The exhibition is based on a community-initiated collaboration between the Greater Corktown Development Corporation and the WSU Department of Anthropology that won the 2009 Governor's Award for Historic Preservation. The exhibition presents the results of three seasons of archaeological field research (2006-2008) in the heart of old Detroit.
All are invited to attend the opening. The celebration begins with a reception from 5 to 7 p.m. in the Museum of Anthropology, on the first floor of Old Main, 4841 Cass Ave.
The exhibit features the research of WSU students and faculty who explored the city's early residential, industrial, and ethnic history at the Worker's Row House, a small working class tenement built in 1849. Working in collaboration with the Greater Corktown Development Corp., WSU archaeologists have excavated the material remains of more than 150 years of everyday life associated with the early immigrants and working-class folk who helped to build the Motor City.

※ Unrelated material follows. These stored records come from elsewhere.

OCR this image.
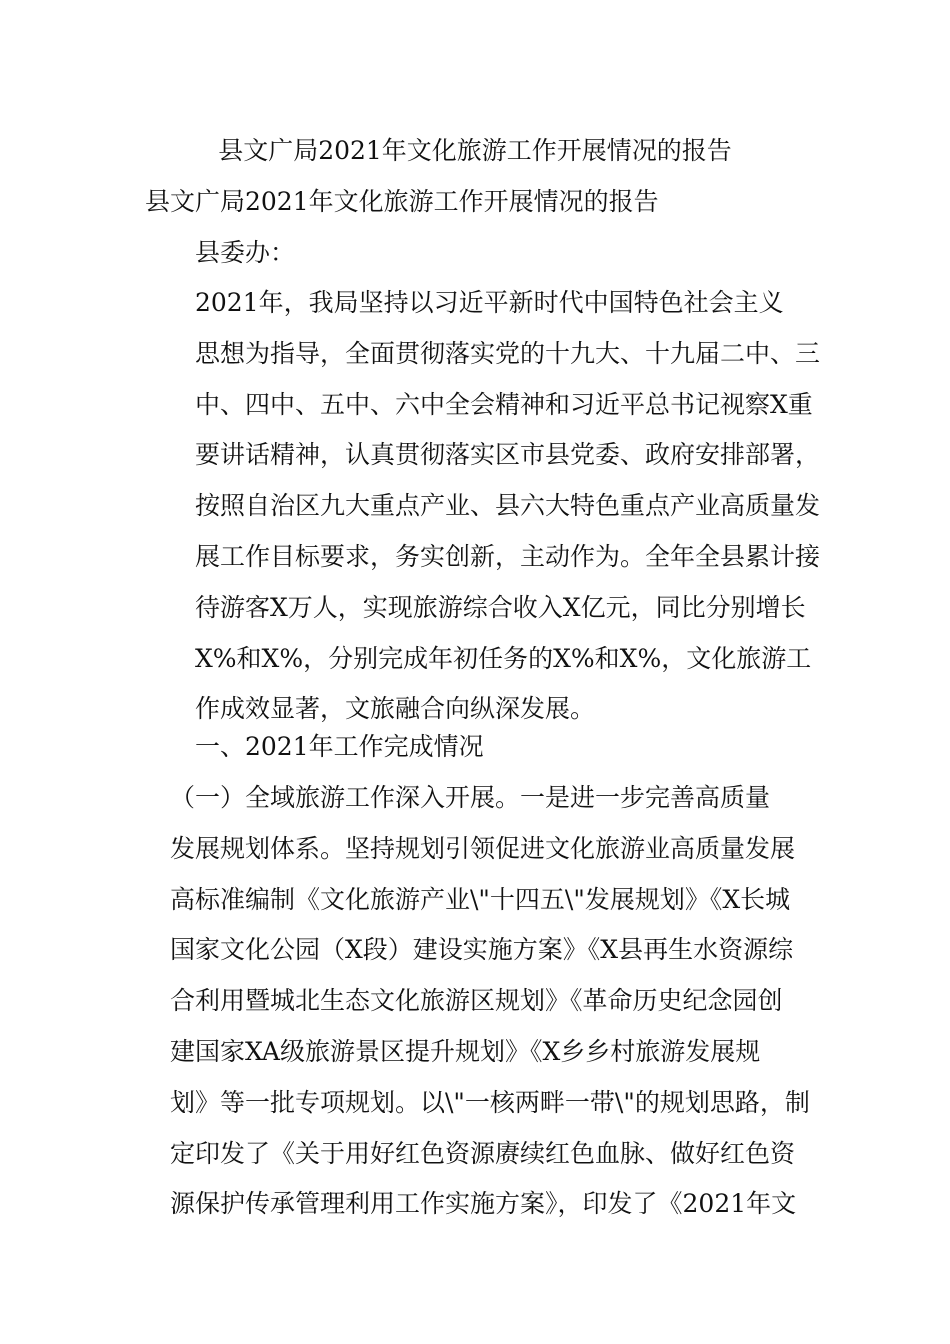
县文广局2021年文化旅游工作开展情况的报告
县文广局2021年文化旅游工作开展情况的报告
县委办：
2021年，我局坚持以习近平新时代中国特色社会主义
思想为指导，全面贯彻落实党的十九大、十九届二中、三
中、四中、五中、六中全会精神和习近平总书记视察X重
要讲话精神，认真贯彻落实区市县党委、政府安排部署，
按照自治区九大重点产业、县六大特色重点产业高质量发
展工作目标要求，务实创新，主动作为。全年全县累计接
待游客X万人，实现旅游综合收入X亿元，同比分别增长
X%和X%，分别完成年初任务的X%和X%，文化旅游工
作成效显著，文旅融合向纵深发展。
一、2021年工作完成情况
（一）全域旅游工作深入开展。一是进一步完善高质量
发展规划体系。坚持规划引领促进文化旅游业高质量发展
高标准编制《文化旅游产业\"十四五\"发展规划》《X长城
国家文化公园（X段）建设实施方案》《X县再生水资源综
合利用暨城北生态文化旅游区规划》《革命历史纪念园创
建国家XA级旅游景区提升规划》《X乡乡村旅游发展规
划》等一批专项规划。以\"一核两畔一带\"的规划思路，制
定印发了《关于用好红色资源赓续红色血脉、做好红色资
源保护传承管理利用工作实施方案》，印发了《2021年文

The exhibit focuses on the collaborative and community-centered nature of research at the Workers Row House and the challenges of excavating and interpreting one of the city's earliest surviving residences. Featured are the artifacts of everyday life from the latter half of the 19th century, including an array of personal items and household goods that were lost, hidden, or discarded and eventually buried in deposits that escaped destruction during the building of the Lodge Freeway in the 1950s. The exhibit offers a glimpse into how immigration, industrialization, and urbanization transformed the lives of working-class residents some 50 years before the first cars rolled off the assembly lines at the Ford Motor Co.